Sang Thrombose Vaisseaux. Volume 15, Numéro 7, 357-63, Août-Septembre 2003, Mini‐revue


Résumé   Summary  

Auteur(s) : Laurent Bodin, Marie‐Anne Loriot , Inserm UMRS 490, Toxicologie moléculaire, centre universitaire des Saints‐Pères, université René‐Descartes, 75006 Paris, France Service de biochimie B, oncologie moléculaire et pharmacogénétique, hôpital européen Georges‐Pompidou, 75015 Paris, France .

Résumé : Au cours des traitements anticoagulants oraux par les antivitamines K (AVK), de grandes variations dans la réponse sont observées. Il s‘agit soit de réactions exagérées avec un risque hémorragique majeur (les accidents hémorragiques liés au AVK constituent la première cause d‘hospitalisations liées à des accidents iatrogènes), soit de résistances nécessitant des posologies élevées. Des facteurs génétiques liés au métabolisme expliquent en partie ces différences interindividuelles dans la réponse. Le métabolisme des AVK est principalement hépatique et le cytochrome P450 2C9 (CYP2C9) est l‘enzyme majoritairement responsable de leur élimination, en particulier pour les dérivés coumariniques (warfarine ou Coumadine ®, acénocoumarol ou Sintrom ®). L‘activité du CYP2C9 peut varier sous l‘influence de facteurs environnementaux (alimentation, médicaments), physiopathologiques ou génétiques (polymorphismes génétiques). Dans les populations caucasiennes, il existe deux principaux allèles variants (CYP2C9*2 et CYP2C9*3) qui sont à l‘origine d‘une baisse de l‘activité enzymatique. De nombreuses études cliniques ont maintenant établi que les sujets porteurs de ces allèles variants nécessitaient des doses moyennes plus faibles de warfarine ou d‘acénocoumarol, plus particulièrement chez les porteurs de l‘allèle CYP2C9*3. De plus, la présence de l‘allèle CYP2C9*3 a été associée à une augmentation du risque hémorragique. Les bases moléculaires de la résistance aux AVK restent à établir, mais une augmentation du métabolisme liée à une activité élevée du CYP2C9 ou des variations de la cible pharmacologique des AVK sont possibles. Le génotypage des sujets pour le CYP2C9 avant l‘initiation d‘un traitement par AVK devrait permettre une amélioration de la prise en charge thérapeutique et une meilleure prédiction du risque hémorragique.
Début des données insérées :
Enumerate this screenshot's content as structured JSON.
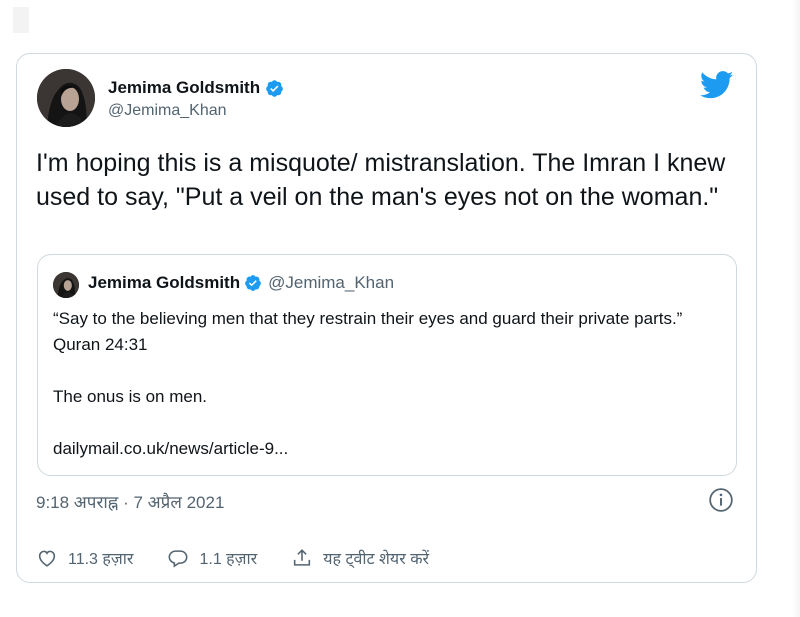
{
  "tweet": {
    "author": {
      "name": "Jemima Goldsmith",
      "handle": "@Jemima_Khan"
    },
    "text": "I'm hoping this is a misquote/ mistranslation. The Imran I knew used to say,  \"Put a veil on the man's eyes not on the woman.\"",
    "quoted": {
      "name": "Jemima Goldsmith",
      "handle": "@Jemima_Khan",
      "text_line1": "“Say to the believing men that they restrain their eyes and guard their private parts.” Quran 24:31",
      "text_line2": "The onus is on men.",
      "link": "dailymail.co.uk/news/article-9..."
    },
    "timestamp": "9:18 अपराह्न · 7 अप्रैल 2021",
    "actions": {
      "likes": "11.3 हज़ार",
      "replies": "1.1 हज़ार",
      "share_label": "यह ट्वीट शेयर करें"
    }
  },
  "icons": {
    "logo": "twitter-bird-icon",
    "verified": "verified-badge-icon",
    "info": "info-icon",
    "like": "heart-icon",
    "reply": "comment-icon",
    "share": "share-icon"
  },
  "colors": {
    "twitter_blue": "#1d9bf0",
    "text_primary": "#0f1419",
    "text_secondary": "#536471",
    "border": "#cfd9de"
  }
}
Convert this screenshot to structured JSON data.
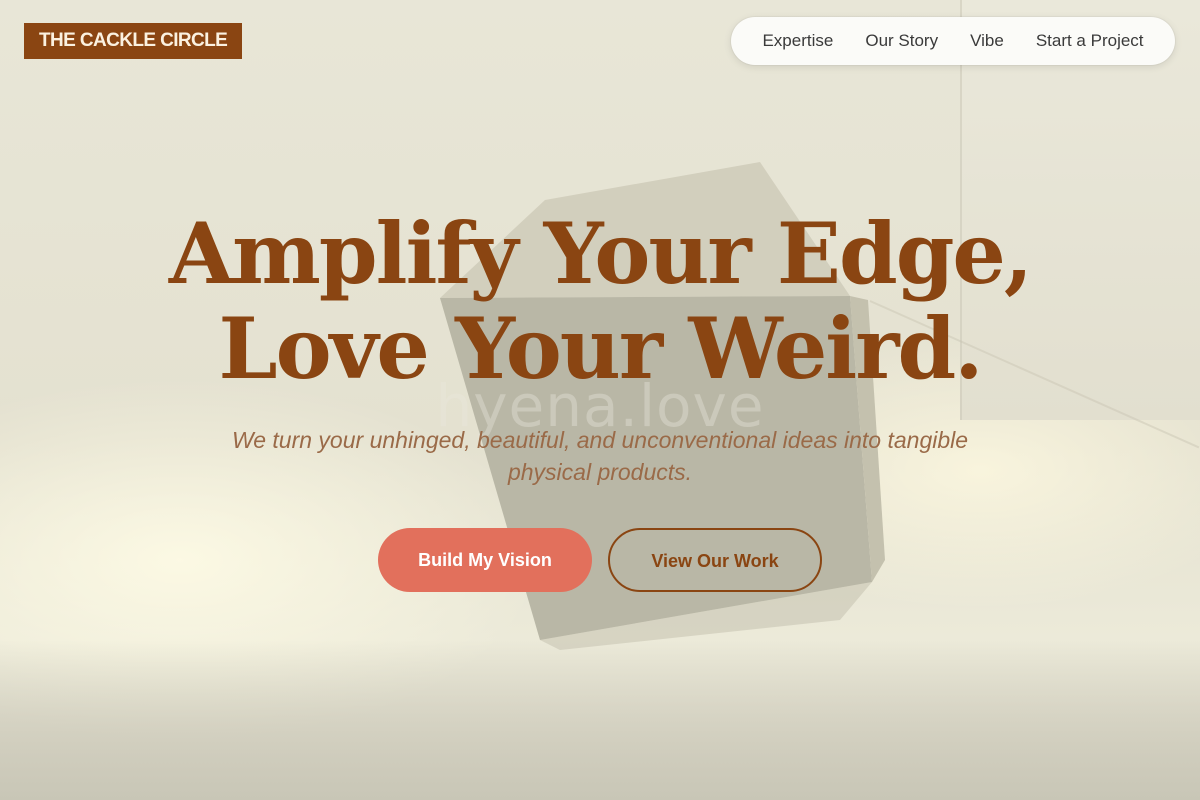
{
  "brand": {
    "logo_text": "THE CACKLE CIRCLE"
  },
  "nav": {
    "items": [
      {
        "label": "Expertise"
      },
      {
        "label": "Our Story"
      },
      {
        "label": "Vibe"
      },
      {
        "label": "Start a Project"
      }
    ]
  },
  "hero": {
    "headline_line1": "Amplify Your Edge,",
    "headline_line2": "Love Your Weird.",
    "subtitle": "We turn your unhinged, beautiful, and unconventional ideas into tangible physical products.",
    "watermark_text": "hyena.love",
    "primary_cta": "Build My Vision",
    "secondary_cta": "View Our Work"
  },
  "colors": {
    "brand_brown": "#8a4512",
    "cta_coral": "#e2705c",
    "background_cream": "#e9e6d6"
  }
}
Mots-clés : anticoagulants oraux, CYP2C9, polymorphismes génétiques, risque hémorragique

Illustrations

ARTICLE

Auteur(s) : Laurent Bodin1, Marie-Anne Loriot1, 2

1 Inserm UMRS 490, Toxicologie moléculaire, centre universitaire des Saints-Pères, université René-Descartes, 75006 Paris, France 
2
Service de biochimie B, oncologie moléculaire et pharmacogénétique, hôpital européen Georges-Pompidou, 75015 Paris, France

La réponse aux médicaments est extrêmement variable, tant sur le plan pharmacologique (efficacité) que sur le plan toxicologique (effets indésirables). La variabilité de cette réponse, souvent difficile à prévoir, est une limitation importante à l'utilisation des médicaments. Chaque année, en France, la iatrogénie médicamenteuse serait responsable d'environ 128 000 hospitalisations pour un coût global estimé à 320 millions d'euros. Une enquête réalisée par le réseau des centres régionaux de pharmacovigilance en 1998 a montré que l'incidence des hospitalisations liées à un effet indésirable d'un médicament était de 3,2 %. Cette étude a également montré que les accidents hémorragiques des antagonistes de la vitamine K (AVK) venaient au premier rang des accidents iatrogènes et a conduit l'AFSSAPS à retenir ce problème comme thème d'action. Sachant que, en France, entre 400 000 et 580 000 patients reçoivent chaque année un traitement par AVK, la iatrogénie induite par les AVK constitue un réel problème de santé publique. 
En dehors d'erreurs d'indications, de posologie ou d'utilisation qui participent pour une large part à la survenue des effets indésirables, les causes de la variabilité de la réponse aux médicaments peuvent être d'origine : 
– physiopathologique : âge, état nutritionnel, sévérité de la maladie, pathologies associées ;
– environnementale : co-administration d'autres médicaments, alimentation ;
– génétique : variations génétiques du métabolisme et du transport des médicaments, des cibles pharmacologiques (récepteurs) (figure 1).
La pharmacogénétique, située à l'interface de la pharmacologie et de la génétique, étudie les mécanismes d'origine génétique intervenant dans la variabilité interindividuelle de la réponse aux médicaments, permettant ainsi la détermination de paramètres spécifiques liés au malade afin d'améliorer sa prise en charge sur le plan thérapeutique. Dans cette revue nous exposerons les données actuellement connues concernant les facteurs génétiques influençant le métabolisme des AVK (warfarine et acénocoumarol, principalement) et pouvant entraîner une variation dans la réponse à ces médicaments.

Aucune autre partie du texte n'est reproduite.